NOTES TO THE FINANCIAL STATEMENTS

33. Financial risk management objectives and policies

In July 2014, Titan America LLC (TALLC) borrowed €177 million with five year maturity and fixed interest rate from Titan Global Finance PLC (TGF) (use of proceeds of the €300 million bond due July 2019) and entered into cross currency interest rate swap agreements (CCS) with two financial institutions, essentially converting the fixed rate Euro-loan to a US dollar-floating rate based on 6-month LIBOR loan. The transactions were undertaken in order to hedge the foreign currency risk (€/$) on both the notional amount and the interest payments associated with the Euro denominated borrowing.

Ιn July 2016, TALLC entered into interest rate swap agreements (IRS) with two financial institutions, essentially converting the US dollar-6 month LIBOR floating rate loan to a US dollar fixed rate loan. The transactions were undertaken in order to hedge the fluctuation of the US dollar-6 month LIBOR interest rate payments. In conclusion, the terms of the CCS and the IRS agreements result to the conversion of the fixed rate Euro-loan to a US dollar fixed rate loan with effective date 10 January 2017.
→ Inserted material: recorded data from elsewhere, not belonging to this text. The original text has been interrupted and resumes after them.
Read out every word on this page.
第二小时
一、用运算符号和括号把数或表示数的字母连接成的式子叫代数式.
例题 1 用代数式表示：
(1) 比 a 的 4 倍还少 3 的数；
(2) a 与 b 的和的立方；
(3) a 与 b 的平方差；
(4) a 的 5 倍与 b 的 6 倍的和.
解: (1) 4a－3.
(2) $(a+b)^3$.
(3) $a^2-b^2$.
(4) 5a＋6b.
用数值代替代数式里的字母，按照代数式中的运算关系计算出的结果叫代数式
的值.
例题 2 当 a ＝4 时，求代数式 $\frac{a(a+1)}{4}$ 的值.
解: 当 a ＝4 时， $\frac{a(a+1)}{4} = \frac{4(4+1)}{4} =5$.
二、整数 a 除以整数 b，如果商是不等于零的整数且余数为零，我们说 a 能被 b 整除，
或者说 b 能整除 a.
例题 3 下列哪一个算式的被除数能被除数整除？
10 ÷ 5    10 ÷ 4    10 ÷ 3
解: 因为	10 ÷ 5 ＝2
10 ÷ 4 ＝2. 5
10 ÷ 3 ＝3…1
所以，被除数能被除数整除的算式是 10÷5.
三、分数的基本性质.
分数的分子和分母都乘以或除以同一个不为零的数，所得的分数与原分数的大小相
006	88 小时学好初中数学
Moreover, in March 2017, TALLC entered into €-dollar FX forward agreements until June 2017 and from June to October 2017, as well as from October to January 2018, in order to hedge relative FX risk.

Finally, in March 2017, TALLC entered into an oil swap agreement essentially converting the floating prices of the US oil to fixed oil prices on a monthly basis and up to December 2017.

As at 31 December 2017, the total exposure (mark to market valuations and CSA agreements) of all derivatives (CCS/IRS/FX Forward/Oil swap) was recorded as an asset of €3,446 thousand (31.12.2016: asset amounted to €1,387 thousand) in the statement of financial position.

Sensitivity analysis in foreign exchange rate changes

The following table demonstrates the sensitivity of the Group’s profit before tax and the Group’s equity to reasonable changes in the USΑ Dollar, Serbian Dinar, Egyptian Pound, British Pound, Turkish Lira, Albanian Lek and Brazilian Real floating exchange rates, with all other variables held constant:


(all amounts in Euro thousands) Foreign Currency Increase/ Decrease of Foreign Currency vs, € Effect on Profit Before Tax Effect on equity

Year ended 31 December 2017

USD 5% 4,304 28,198
-5% -3,894 -25,513
RSD 5% 714 1,800
-5% -646 -1,629
EGP 5% -940 11,793
-5% 851 -10,670
GBP 5% 153 318
-5% -139 -288
TRY 5% -72 1,431
-5% 65 -1,294
ALL 5% 199 2,564
-5% -180 -2,319
BRL 5% -473 8,354
-5% 428 -7,559

Year ended 31 December 2016

USD 5% 3,517 33,082
-5% -3,182 -29,932
RSD 5% 610 1,647
-5% -552 -1,491
EGP 5% -1,130 14,674
-5% 1,023 -13,276
GBP 5% 86 204
-5% -78 -184
TRY 5% 204 1,973
-5% -185 -1,785
ALL 5% 3 2,333
-5% -3 -2,111
BRL 5% -152 6,006
-5% 138 -5,434

Note: Calculation of "Effect on Profit before tax" is based on year average FX rates; calculation of "Effect on Equity" is based on year end FX rate changes.